The filesystem store uses a **hybrid approach** that stores small data inline in redb and large data as files on disk.

### Design Rationale (from DESIGN.md)

- **Databases** are good for small blobs (low per-entry overhead, fast random access)
- **Filesystems** are good for large blobs (OS-level caching, direct file access)
- **Neither alone** works well for both cases

### Layout

```
<data_dir>/
├── db/                          # redb database
│   ├── metadata table           # Hash → EntryState
│   ├── inline_data table        # Hash → Bytes (for small blobs)
│   ├── inline_outboard table    # Hash → Bytes (for small outboards)
│   └── tags table               # Tag → HashAndFormat
├── data/<hash>.data             # Large blob data files
├── data/<hash>.outboard         # Large outboard files
├── data/<hash>.sizes            # Size tracking for partial files
└── data/<hash>.bitfield         # Validated chunk tracking for partial files
```

### EntryState

```rust
// Simplified from src/store/fs/entry_state.rs
pub enum EntryState {
    Complete(CompleteEntryState),
    Partial(PartialEntryState),
}

pub struct CompleteEntryState {
    pub data: DataLocation,      // Inline, Owned (canonical path), or External (user path)
    pub outboard: OutboardLocation, // Inline, Owned, or NotNeeded
    pub size: u64,
}

pub enum DataLocation {
    Inline,           // Stored in redb inline_data table
    Owned,            // File at canonical path <hash>.data
    External(Vec<PathBuf>), // User-owned file paths
}

pub enum OutboardLocation {
    Inline,           // Stored in redb inline_outboard table
    Owned,            // File at canonical path <hash>.outboard
    NotNeeded,        // Data ≤ 16 KiB, no outboard needed
}

pub struct PartialEntryState {
    // Either we know the verified size, or we don't yet
    pub verified_size: Option<NonZeroU64>,
}
```

### Thresholds

- **Data inline threshold**: 16 KiB (default) — blobs smaller than this are stored entirely in redb
- **Outboard inline threshold**: 16 KiB (default) — outboards smaller than this are stored in redb
- Data ≤ 16 KiB has no outboard (not needed for verification of a single chunk group)

### Blob Lifecycle

**Adding a local file (known data, unknown hash)**:
1. Compute the full BLAKE3 hash and outboard
2. Atomically move the file into the store under the hash name
3. Apply inlining rules: small files → redb, large files → filesystem

**Syncing from remote (known hash, unknown data)**:
1. Start with no data — keep state in memory (not in database)
2. As chunks arrive, write incrementally to partial files
3. Once size is known to exceed the inline threshold, create database entry + filesystem files
4. On completion, transition to `Complete` state and apply inlining rules

**Deletion**:
- Tags protect content from GC
- `TempTag` provides ephemeral (process-lifetime) protection
- HashSeq tags protect the root blob AND all referenced child blobs
- GC is mark-and-sweep: mark all reachable content via tags → sweep (delete) everything else
- Explicit `force` deletion bypasses protection (emergency use only)

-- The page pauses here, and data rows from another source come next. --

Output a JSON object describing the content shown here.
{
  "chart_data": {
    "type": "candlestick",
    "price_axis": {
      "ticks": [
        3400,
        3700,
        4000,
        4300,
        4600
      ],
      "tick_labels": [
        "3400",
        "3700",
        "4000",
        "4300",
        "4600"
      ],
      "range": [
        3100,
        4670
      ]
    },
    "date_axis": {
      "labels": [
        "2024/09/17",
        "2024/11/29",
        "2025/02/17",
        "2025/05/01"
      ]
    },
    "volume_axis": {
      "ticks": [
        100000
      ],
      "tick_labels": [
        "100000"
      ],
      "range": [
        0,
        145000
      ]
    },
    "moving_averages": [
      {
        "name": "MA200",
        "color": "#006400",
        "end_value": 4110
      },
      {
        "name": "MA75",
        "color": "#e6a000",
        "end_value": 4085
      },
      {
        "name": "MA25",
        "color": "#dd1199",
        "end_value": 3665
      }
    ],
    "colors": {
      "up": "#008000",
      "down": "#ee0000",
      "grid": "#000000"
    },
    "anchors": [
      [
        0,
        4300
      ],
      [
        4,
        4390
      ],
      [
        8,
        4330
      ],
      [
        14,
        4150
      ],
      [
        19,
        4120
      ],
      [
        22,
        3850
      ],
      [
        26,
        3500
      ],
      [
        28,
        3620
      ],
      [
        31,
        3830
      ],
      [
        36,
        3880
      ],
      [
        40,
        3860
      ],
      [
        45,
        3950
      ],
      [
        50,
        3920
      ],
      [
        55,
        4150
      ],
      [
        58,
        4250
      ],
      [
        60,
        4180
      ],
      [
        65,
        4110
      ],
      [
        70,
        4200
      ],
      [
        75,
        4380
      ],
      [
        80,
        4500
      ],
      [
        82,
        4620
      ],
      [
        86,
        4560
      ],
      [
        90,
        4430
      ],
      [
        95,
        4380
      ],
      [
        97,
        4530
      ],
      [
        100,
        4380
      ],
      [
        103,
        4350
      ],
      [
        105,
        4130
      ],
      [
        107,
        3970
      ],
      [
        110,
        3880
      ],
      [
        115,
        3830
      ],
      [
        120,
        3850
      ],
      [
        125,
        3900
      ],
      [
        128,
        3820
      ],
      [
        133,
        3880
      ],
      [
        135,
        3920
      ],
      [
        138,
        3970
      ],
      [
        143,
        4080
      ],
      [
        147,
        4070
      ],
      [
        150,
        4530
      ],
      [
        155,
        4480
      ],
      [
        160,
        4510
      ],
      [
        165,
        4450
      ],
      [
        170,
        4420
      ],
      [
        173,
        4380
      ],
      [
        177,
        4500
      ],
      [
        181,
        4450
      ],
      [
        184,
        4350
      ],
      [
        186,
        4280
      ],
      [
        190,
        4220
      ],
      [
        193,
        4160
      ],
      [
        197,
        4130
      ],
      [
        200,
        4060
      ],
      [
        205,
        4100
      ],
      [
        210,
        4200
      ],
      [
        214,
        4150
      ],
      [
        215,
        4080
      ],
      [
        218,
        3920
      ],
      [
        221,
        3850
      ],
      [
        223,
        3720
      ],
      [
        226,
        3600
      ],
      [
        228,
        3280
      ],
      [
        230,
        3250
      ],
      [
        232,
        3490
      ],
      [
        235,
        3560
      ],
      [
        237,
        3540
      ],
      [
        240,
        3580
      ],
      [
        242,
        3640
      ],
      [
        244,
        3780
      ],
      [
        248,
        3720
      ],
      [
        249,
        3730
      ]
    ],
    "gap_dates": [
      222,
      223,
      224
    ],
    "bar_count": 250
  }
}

### FsStore Actor Architecture

```
FsStore (ApiClient)
  │
  └── MainActor (tokio task)
        ├── TaskContext { config, db_actor_sender }
        ├── EntityMap: HashMap<Hash, ActiveEntityState>  // Currently active entities
        ├── JoinSet<TaskResult>                          // Running tasks
        ├── TempTags                                    // Ephemeral protection
        ├── ProtectedSet                                // GC protection
        └── idle_waiters
```

The FsStore uses an **entity manager** pattern where each hash gets a `BaoFileHandle` (like MemStore) when active, and entries are cleaned up when tasks complete.

## Garbage Collection

```rust
pub struct GcConfig {
    pub interval: Duration,
    pub add_protected: Option<ProtectCb>,  // Optional callback to add more protected hashes
}
```

GC is a two-phase process:
1. **Mark**: Walk all tags (persistent + temp), collect reachable hashes. For HashSeq format, traverse the hash sequence to find all child hashes.
2. **Sweep**: Delete all blobs not in the reachable set, in batches of 100.

GC runs automatically at a configurable interval via `run_gc(store, config)`, or manually via `gc_run_once(store, live)`.